Individuals involved in contributing to the development of the resource (e.g. participated in consultation and feedback events on content and usability) will be excluded from the trial as such involvement might have increased their knowledge about schizophrenia and psychosis and/or generated more positive attitudes to mental illness and resource.

Persons under the age of 16 or persons who are not family members or informal carers will be excluded from the trial.

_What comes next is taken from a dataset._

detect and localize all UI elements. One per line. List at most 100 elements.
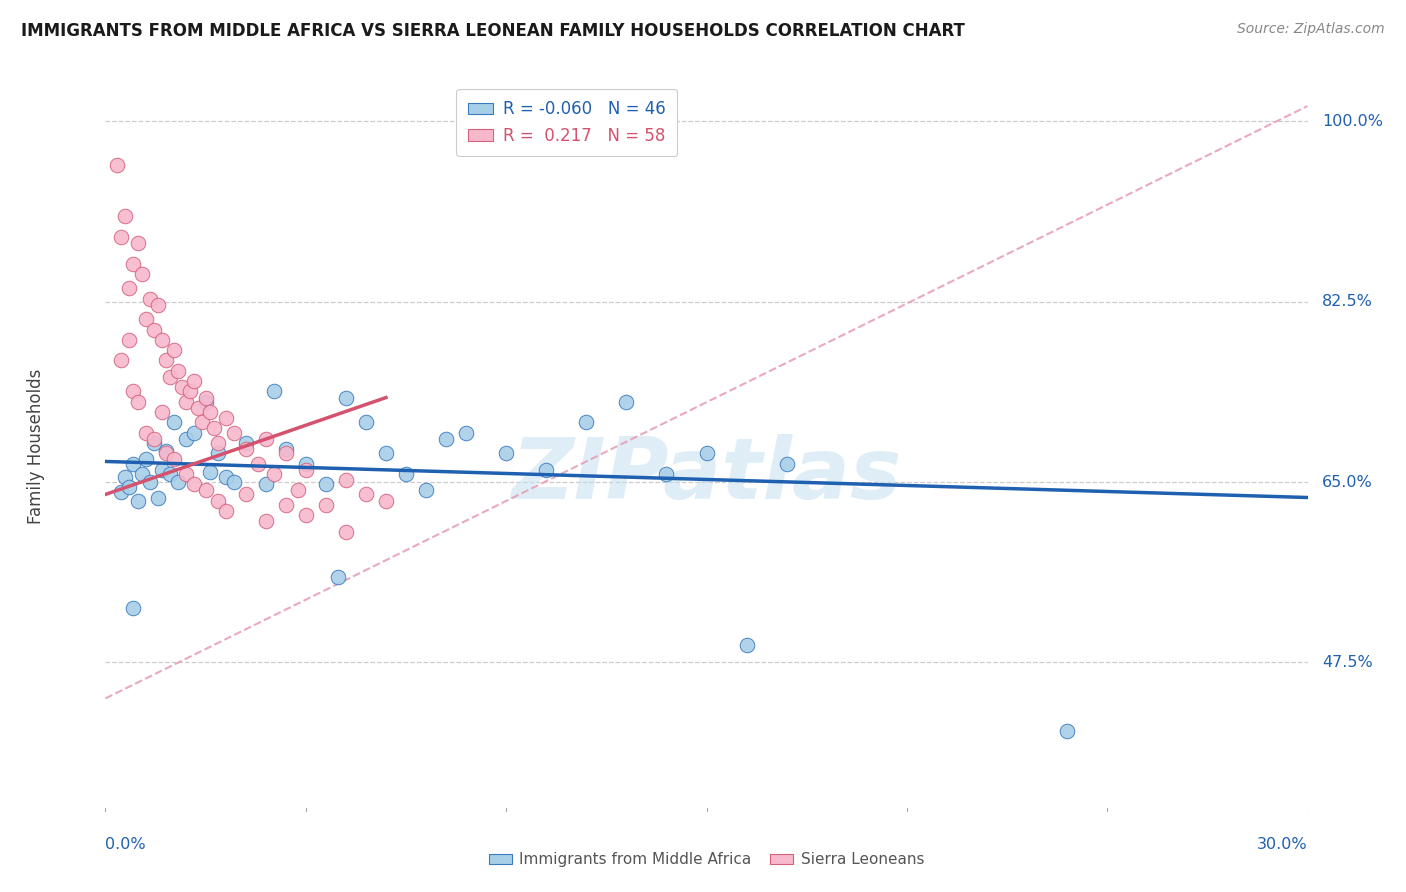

Persons diagnosed with schizophrenia spectrum disorders or other forms of psychoses will be excluded as the intervention is designed for families and carers versus service users.

Intervention development

The intervention is a web-based e-learning resource to improve knowledge about schizophrenia and related psychoses among the families and carers of African-Caribbean service users with these diagnoses. Adopting a Community-Partnered Participatory Research (CPPR) approach [37, 38], resource development was informed by qualitative data collection via five focus groups with African-Caribbean stakeholders. Patient and public involvement (PPI) has been an increasing priority for health research in the UK. The government-funded National Institute for Health Research (NIHR) founded INVOLVE (http://invo.org.uk) to promote and support PPI in health research delivery. INVOLVE describes public involvement as “research activity conducted ‘with’ or ‘by’ members of the public, as opposed to ‘for’ or ‘about’ them”. The reasons for greater PPI involvement are manifold, including for example social justice and democratisation—those affected by research (the public) should have a right to provide input. Additionally, increasing research relevance and PPI improves research quality by providing involvement opportunities for members of the public as ‘experts by experience’ [39].

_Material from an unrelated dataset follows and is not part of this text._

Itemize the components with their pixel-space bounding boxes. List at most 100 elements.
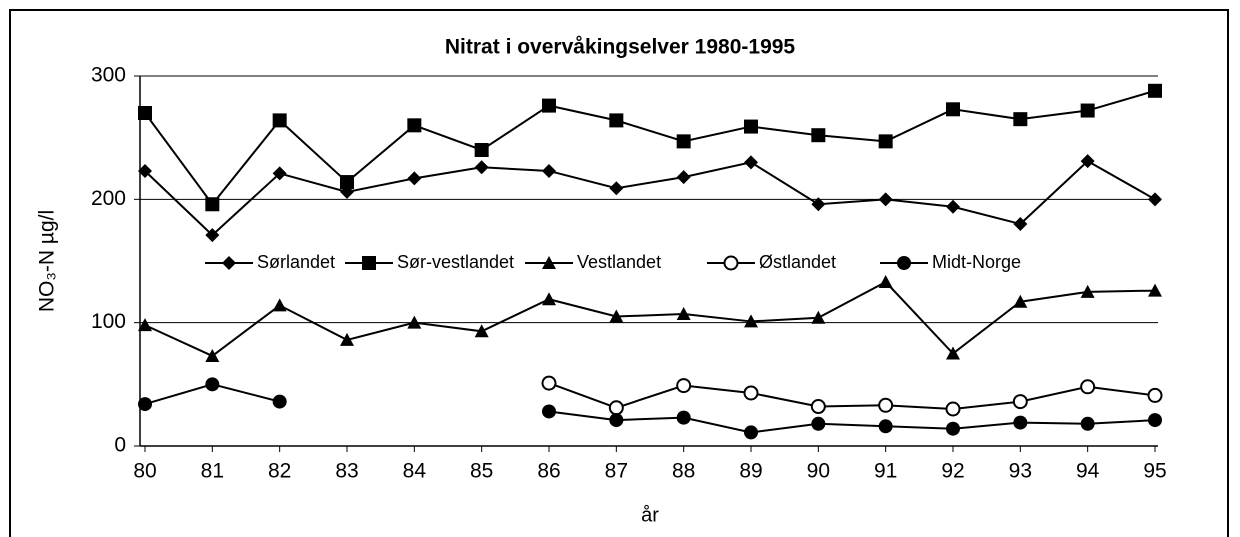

The aim of the focus groups was to inform the content, appearance, functionality, design, and delivery of the resource. This was achieved by facilitated discussions on the above topics using a semi-structured topic guide and related activities, such as watching short video clips, reading and discussing blog posts, and reviewing already available mental health resources. Focus groups comprised the following stakeholders:

  • Persons with schizophrenia spectrum disorder diagnoses (n = 7)

  • Relatives and carers (n = 6)

  • Lay community members (n = 7)

  • Young (\( \overline{x} \) = 25 years) mixed group (consisting of relatives and community members) (n = 6)

  • Design focus group (consisting of relatives, carers, and community members) (n = 8)

Stakeholders were recruited by advertising via community groups and institutions (such as Black Majority Churches, local charities, and other third sector organisations), public spaces (e.g. libraries and notice boards in local businesses), black and minority ethnicity (BME) networks, and local universities.

Our findings showed that the stakeholders prioritised information about symptoms and treatments. They also emphasised the importance of the resource being interactive to keep end-users engaged without compromising usability for any user groups, including older adults or those with lower IT literacy. Stakeholders emphasised the need for positive personal stories or case studies to counteract negative stereotypes of service users and families affected by schizophrenia and psychosis. In particular, the ‘young mixed group’ advocated for stories that would aim to illustrate schizophrenia and mental healthcare from a number of different perspectives, including those of the service user, various family members, and mental health professionals.

E-learning resource

The e-learning resource, called Culturally appropriate Schizophrenia Psychological Education Resource (CaSPER), consists of thirteen fact-based topics on psychosis such as “Schizophrenia and Black Caribbean people in the UK”, “Symptoms”, “Family and relationships”, and “Recovery and illness management”. The topics originate from the focus groups and previous community work to identify African-Caribbean community members’ mental health needs and research priorities [38], which highlighted the need for more culturally appropriate information about schizophrenia.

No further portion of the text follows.